In a valedictory interview as EU commissioner with the Financial Times, Mr Barnier spoke of “unfair and unjust” headlines at the time of his appointment that described him as the “most dangerous man in Europe”.
Towards the end of his five-year term in 2014, Mr Barnier’s relations with London were on a more even keel — looking back, he recalled “good spirited” tussles with George Osborne, then chancellor.
“My line has been the middle line,” he added in the interview. “There is no sense to build European financial regulation without the City, no sense, no credibility. My first wish was to build a compromise. It was never easy, it was sometimes impossible. For the rest we reached agreement and it was never by chance.”
But Nick Clegg, the former deputy prime minister, said that Mr Barnier was “no friend of the City of London” and that “alarm bells will be ringing”.

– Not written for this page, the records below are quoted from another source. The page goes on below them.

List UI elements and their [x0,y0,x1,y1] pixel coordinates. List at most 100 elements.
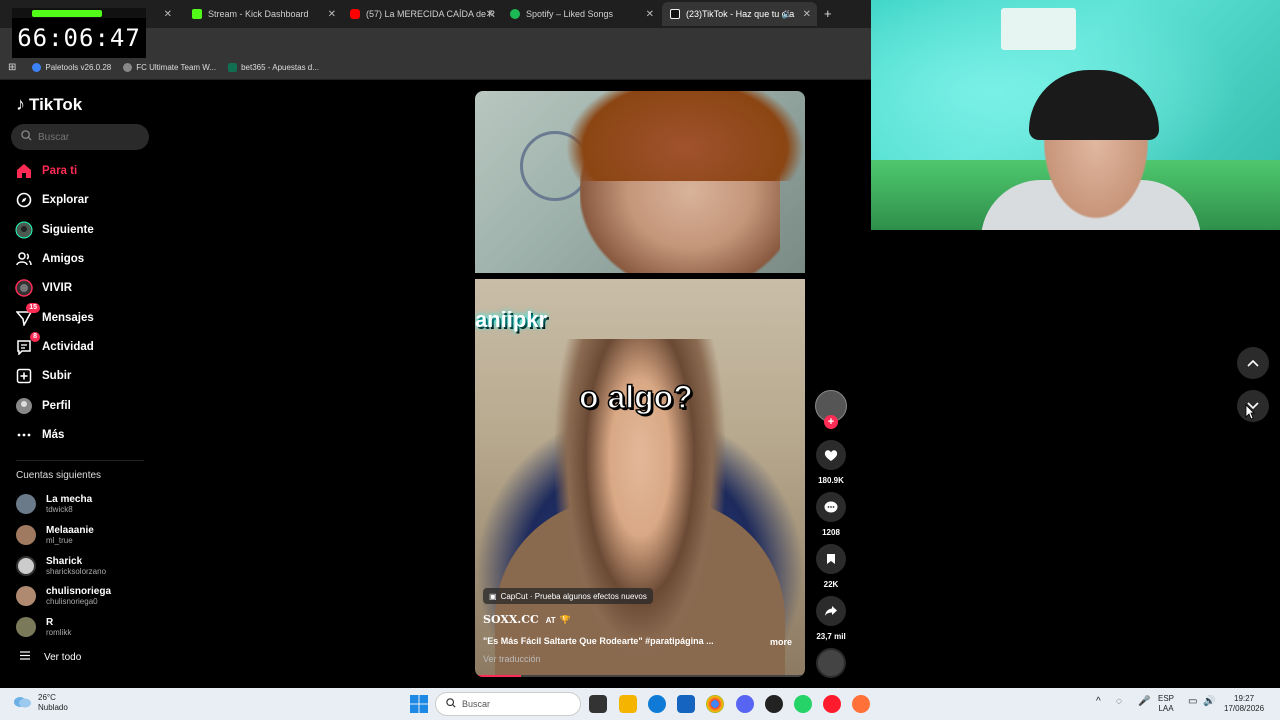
following-account[interactable]: Sharick sharicksolorzano [16,556,106,576]
browser-tab-youtube[interactable]: (57) La MERECIDA CAÍDA de R ✕ [342,2,500,26]
opera-icon[interactable] [823,695,841,713]
tiktok-logo[interactable]: ♪ TikTok [16,94,82,115]
volume-icon[interactable]: 🔊 [1203,697,1215,707]
globe-icon [123,63,133,72]
close-tab-icon[interactable]: ✕ [803,9,811,20]
stream-timer: 66:06:47 [12,18,146,58]
microphone-icon[interactable]: 🎤 [1138,697,1150,707]
close-tab-icon[interactable]: ✕ [328,9,336,20]
messages-badge: 15 [26,303,40,313]
search-icon [21,130,32,144]
live-icon [14,278,34,298]
nav-para-ti[interactable]: Para ti [14,161,77,181]
close-tab-icon[interactable]: ✕ [486,9,494,20]
windows-start-icon[interactable] [410,695,428,718]
share-action[interactable]: 23,7 mil [816,596,846,641]
video-progress-bar[interactable] [475,675,805,677]
avatar [16,494,36,514]
nav-mas[interactable]: Más [14,425,64,445]
follow-plus-button[interactable]: + [824,415,838,429]
avatar [16,556,36,576]
nav-actividad[interactable]: 8 Actividad [14,332,94,357]
search-input[interactable] [38,131,138,143]
video-author[interactable]: SOXX.CC AT 🏆 [483,613,571,626]
nav-perfil[interactable]: Perfil [14,396,71,416]
bet365-icon [228,63,238,72]
following-account[interactable]: La mecha tdwick8 [16,494,92,514]
see-all-link[interactable]: Ver todo [20,651,81,663]
following-avatar-icon [14,220,34,240]
nav-vivir[interactable]: VIVIR [14,278,72,298]
following-account[interactable]: Rromlikk [16,617,71,637]
bookmark-icon[interactable] [816,544,846,574]
weather-widget[interactable]: 26°C Nublado [12,693,68,713]
speaker-icon[interactable]: 🔈 [782,9,793,20]
new-tab-button[interactable]: + [824,6,832,21]
browser-tab-kick-dashboard[interactable]: Stream - Kick Dashboard ✕ [184,2,342,26]
more-button[interactable]: more [770,637,792,647]
heart-icon[interactable] [816,440,846,470]
task-view-icon[interactable] [589,695,607,713]
translate-link[interactable]: Ver traducción [483,654,541,664]
following-account[interactable]: Melaaanie ml_true [16,525,94,545]
close-tab-icon[interactable]: ✕ [164,9,172,20]
file-explorer-icon[interactable] [619,695,637,713]
video-overlay-text: aniipkr [475,307,548,332]
network-tray-icon[interactable]: ◌ [1116,697,1122,707]
avatar [16,586,36,606]
capcut-icon: ▣ [489,591,497,601]
nav-mensajes[interactable]: 15 Mensajes [14,303,94,328]
cloud-icon [12,694,32,713]
compass-icon [14,190,34,210]
whatsapp-icon[interactable] [794,695,812,713]
store-icon[interactable] [677,695,695,713]
discord-icon[interactable] [736,695,754,713]
messages-icon: 15 [14,303,40,328]
browser-tab-tiktok[interactable]: (23)TikTok - Haz que tu día 🔈 ✕ [662,2,817,26]
search-box[interactable] [11,124,149,150]
list-icon [20,651,30,663]
bookmark-bet365[interactable]: bet365 - Apuestas d... [228,63,319,72]
home-icon [14,161,34,181]
kick-icon [192,9,202,19]
comment-action[interactable]: 1208 [816,492,846,537]
apps-grid-icon[interactable]: ⊞ [8,62,16,73]
previous-video-button[interactable] [1237,347,1269,379]
browser-tab-spotify[interactable]: Spotify – Liked Songs ✕ [502,2,660,26]
share-count: 23,7 mil [816,632,846,641]
avatar [16,617,36,637]
edge-icon[interactable] [648,695,666,713]
share-icon[interactable] [816,596,846,626]
friends-icon [14,249,34,269]
bookmark-paletools[interactable]: Paletools v26.0.28 [32,63,111,72]
close-tab-icon[interactable]: ✕ [646,9,654,20]
bookmarks-bar: ⊞ Paletools v26.0.28 FC Ultimate Team W.… [0,56,871,80]
windows-taskbar: 26°C Nublado Buscar ^ ◌ 🎤 ESP LAA ▭ 🔊 19… [0,688,1280,720]
firefox-icon[interactable] [852,695,870,713]
music-disc[interactable] [816,648,846,678]
nav-subir[interactable]: Subir [14,366,71,386]
webcam-feed [871,0,1280,230]
comment-icon[interactable] [816,492,846,522]
clock[interactable]: 19:27 17/08/2026 [1224,694,1264,714]
display-icon[interactable]: ▭ [1188,697,1197,707]
chevron-up-icon[interactable]: ^ [1096,697,1101,707]
more-icon [14,425,34,445]
tiktok-note-icon: ♪ [16,94,25,114]
following-account[interactable]: chulisnoriega chulisnoriega0 [16,586,111,606]
youtube-icon [350,9,360,19]
obs-icon[interactable] [765,695,783,713]
profile-icon [14,396,34,416]
avatar [16,525,36,545]
video-player[interactable]: aniipkr o algo? ▣ CapCut · Prueba alguno… [475,91,805,677]
nav-siguiente[interactable]: Siguiente [14,220,94,240]
nav-explorar[interactable]: Explorar [14,190,89,210]
nav-amigos[interactable]: Amigos [14,249,84,269]
taskbar-search[interactable]: Buscar [435,692,581,716]
bookmark-fc-ultimate-team[interactable]: FC Ultimate Team W... [123,63,216,72]
save-action[interactable]: 22K [816,544,846,589]
like-action[interactable]: 180.9K [816,440,846,485]
capcut-banner[interactable]: ▣ CapCut · Prueba algunos efectos nuevos [483,588,653,604]
chrome-icon[interactable] [706,695,724,713]
language-indicator[interactable]: ESP LAA [1158,694,1174,714]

Prime minister Theresa May said on Wednesday that she had an open mind about Britain’s future ties with the EU, adding that the UK may not copy any of the existing relationships between non-EU countries and the bloc.
“I’m looking at this with an open mind,” Mrs May said. “I think we should be developing the model that suits the United Kingdom and the European Union. Not adopting, necessarily, a model that is on the shelf already,” she added at a news conference after meeting Italian prime minister Matteo Renzi in Rome.